Starting this year, 529 account owners can do tax-free rollovers of unused 529 funds to a Roth IRA. The rollovers are subject to annual Roth IRA contribution limits, up to a lifetime total of $35,000.
However, the new rollover has several restrictions, one of which is that the 529 plan must have been open for more than 15 years.
Open Questions
The Internal Revenue Service has yet to clarify how the limits on IRA-to-Roth rollovers will apply in practice.
For example, it is unclear whether "a fresh 15-year waiting period is required when someone changes 529 plan beneficiaries," Ed Slott told ThinkAdvisor in a previous interview.

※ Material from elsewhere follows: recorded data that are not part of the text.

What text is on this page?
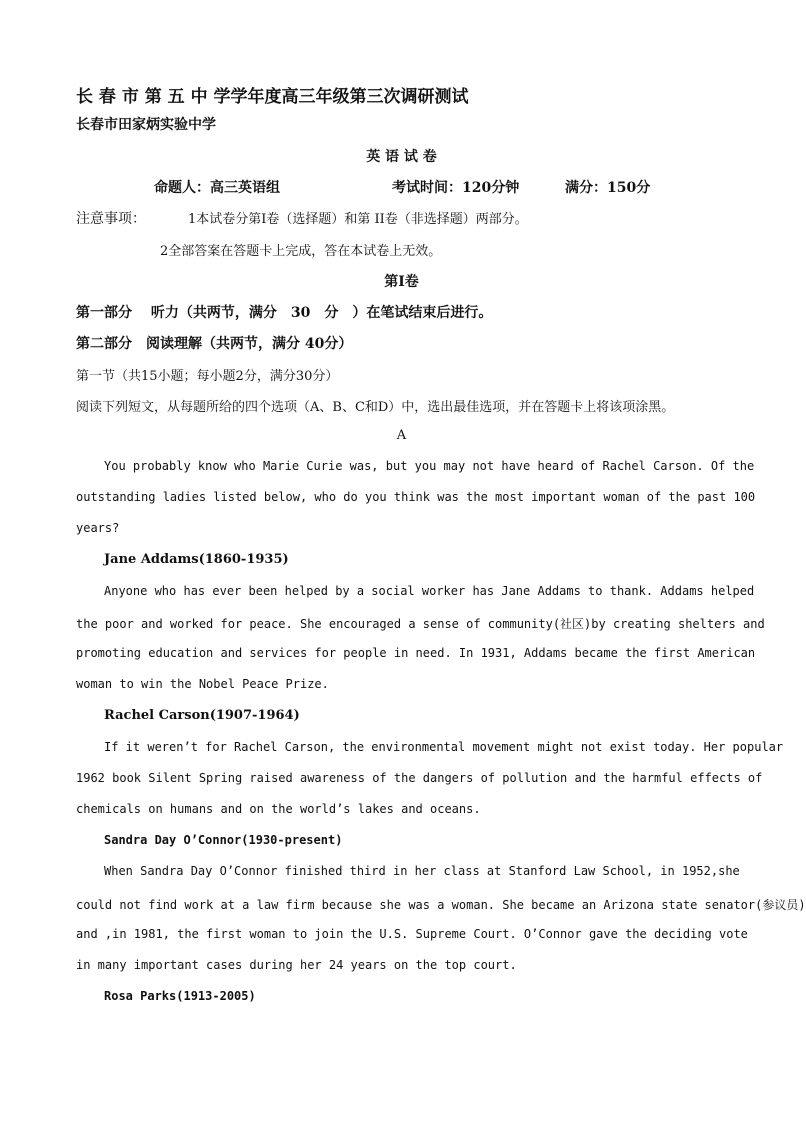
长 春 市 第 五 中 学学年度高三年级第三次调研测试
长春市田家炳实验中学
英 语 试 卷
命题人：高三英语组	考试时间：120分钟	满分：150分
注意事项：	1本试卷分第Ⅰ卷（选择题）和第 II卷（非选择题）两部分。
2全部答案在答题卡上完成，答在本试卷上无效。
第Ⅰ卷
第一部分　 听力（共两节，满分　30　分　）在笔试结束后进行。
第二部分　阅读理解（共两节，满分 40分）
第一节（共15小题；每小题2分，满分30分）
阅读下列短文，从每题所给的四个选项（A、B、C和D）中，选出最佳选项，并在答题卡上将该项涂黑。
A
You probably know who Marie Curie was, but you may not have heard of Rachel Carson. Of the
outstanding ladies listed below, who do you think was the most important woman of the past 100
years?
Jane Addams(1860-1935)
Anyone who has ever been helped by a social worker has Jane Addams to thank. Addams helped
the poor and worked for peace. She encouraged a sense of community(社区)by creating shelters and
promoting education and services for people in need. In 1931, Addams became the first American
woman to win the Nobel Peace Prize.
Rachel Carson(1907-1964)
If it weren’t for Rachel Carson, the environmental movement might not exist today. Her popular
1962 book Silent Spring raised awareness of the dangers of pollution and the harmful effects of
chemicals on humans and on the world’s lakes and oceans.
Sandra Day O’Connor(1930-present)
When Sandra Day O’Connor finished third in her class at Stanford Law School, in 1952,she
could not find work at a law firm because she was a woman. She became an Arizona state senator(参议员)
and ,in 1981, the first woman to join the U.S. Supreme Court. O’Connor gave the deciding vote
in many important cases during her 24 years on the top court.
Rosa Parks(1913-2005)
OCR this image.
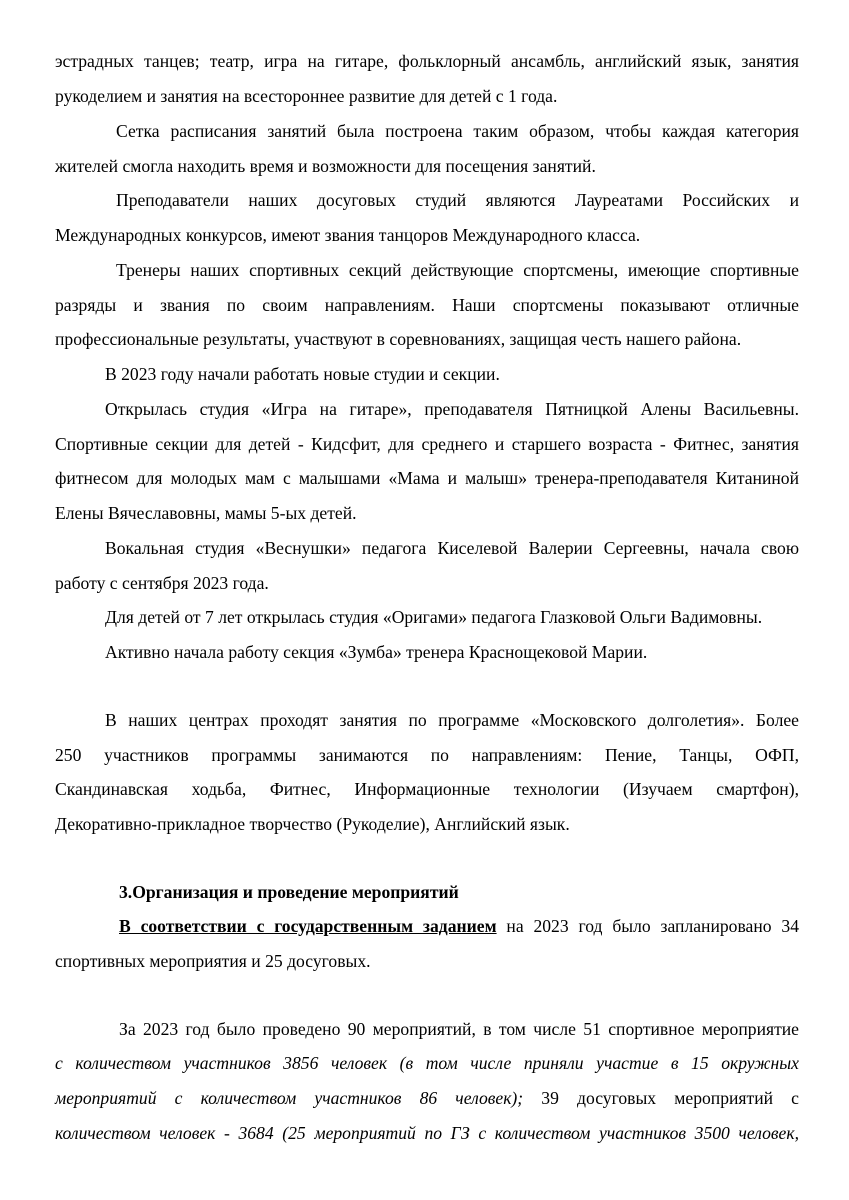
эстрадных танцев; театр, игра на гитаре, фольклорный ансамбль, английский язык, занятия
рукоделием и занятия на всестороннее развитие для детей с 1 года.
Сетка расписания занятий была построена таким образом, чтобы каждая категория
жителей смогла находить время и возможности для посещения занятий.
Преподаватели наших досуговых студий являются Лауреатами Российских и
Международных конкурсов, имеют звания танцоров Международного класса.
Тренеры наших спортивных секций действующие спортсмены, имеющие спортивные
разряды и звания по своим направлениям. Наши спортсмены показывают отличные
профессиональные результаты, участвуют в соревнованиях, защищая честь нашего района.
В 2023 году начали работать новые студии и секции.
Открылась студия «Игра на гитаре», преподавателя Пятницкой Алены Васильевны.
Спортивные секции для детей - Кидсфит, для среднего и старшего возраста - Фитнес, занятия
фитнесом для молодых мам с малышами «Мама и малыш» тренера-преподавателя Китаниной
Елены Вячеславовны, мамы 5-ых детей.
Вокальная студия «Веснушки» педагога Киселевой Валерии Сергеевны, начала свою
работу с сентября 2023 года.
Для детей от 7 лет открылась студия «Оригами» педагога Глазковой Ольги Вадимовны.
Активно начала работу секция «Зумба» тренера Краснощековой Марии.
В наших центрах проходят занятия по программе «Московского долголетия». Более
250 участников программы занимаются по направлениям: Пение, Танцы, ОФП,
Скандинавская ходьба, Фитнес, Информационные технологии (Изучаем смартфон),
Декоративно-прикладное творчество (Рукоделие), Английский язык.
3.Организация и проведение мероприятий
В соответствии с государственным заданием на 2023 год было запланировано 34
спортивных мероприятия и 25 досуговых.
За 2023 год было проведено 90 мероприятий, в том числе 51 спортивное мероприятие
с количеством участников 3856 человек (в том числе приняли участие в 15 окружных
мероприятий с количеством участников 86 человек); 39 досуговых мероприятий с
количеством человек - 3684 (25 мероприятий по ГЗ с количеством участников 3500 человек,
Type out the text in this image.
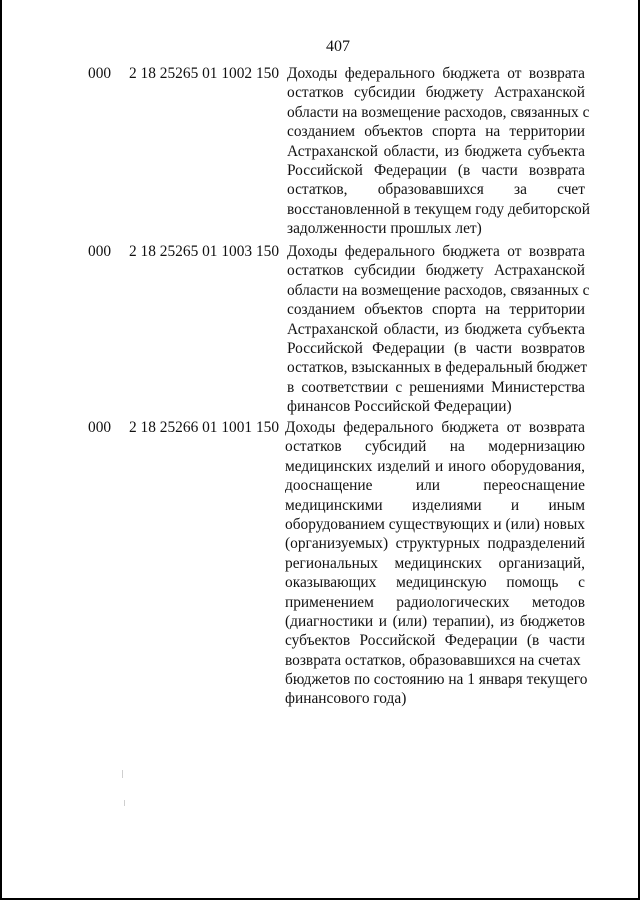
407
000 2 18 25265 01 1002 150 Доходы федерального бюджета от возврата
остатков субсидии бюджету Астраханской
области на возмещение расходов, связанных с
созданием объектов спорта на территории
Астраханской области, из бюджета субъекта
Российской Федерации (в части возврата
остатков, образовавшихся за счет
восстановленной в текущем году дебиторской
задолженности прошлых лет)
000 2 18 25265 01 1003 150 Доходы федерального бюджета от возврата
остатков субсидии бюджету Астраханской
области на возмещение расходов, связанных с
созданием объектов спорта на территории
Астраханской области, из бюджета субъекта
Российской Федерации (в части возвратов
остатков, взысканных в федеральный бюджет
в соответствии с решениями Министерства
финансов Российской Федерации)
000 2 18 25266 01 1001 150 Доходы федерального бюджета от возврата
остатков субсидий на модернизацию
медицинских изделий и иного оборудования,
дооснащение или переоснащение
медицинскими изделиями и иным
оборудованием существующих и (или) новых
(организуемых) структурных подразделений
региональных медицинских организаций,
оказывающих медицинскую помощь с
применением радиологических методов
(диагностики и (или) терапии), из бюджетов
субъектов Российской Федерации (в части
возврата остатков, образовавшихся на счетах
бюджетов по состоянию на 1 января текущего
финансового года)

This question could be important to clients who want to open an account before a child is born, said David Wilson, managing partner at Sincerus Advisory in New York. As he explains, a client can open a 529 plan in their own name and change the beneficiary later. This enables them to "maximize the tax-free growth and benefit from the state tax deduction," he says.
Advisors Weigh In
Wilson was one of several advisors who responded to a ThinkAdvisor request, via the Financial Planning Association, about the Secure 2.0 change as well as how they advise clients on college planning.
While the "greater flexibility and options around savings and increased capacity to fund tax-free Roth IRA is always incrementally helpful," it's unclear how beneficial 529-to-Roth rollovers will be, Wilson said.
"In general, with our clients we don't see a significant amount of excess funds in 529 accounts post college graduation given the relentless pace of higher education inflation over the last couple of decades," he added.
Another reason Sincerus doesn't regularly see excess 529 plan amounts "is that our strategic plans tend to target saving 80-90% of higher education costs with the remaining amounts being funded by cash flow or by the students themselves so that they have 'skin in the game,'" Wilson said.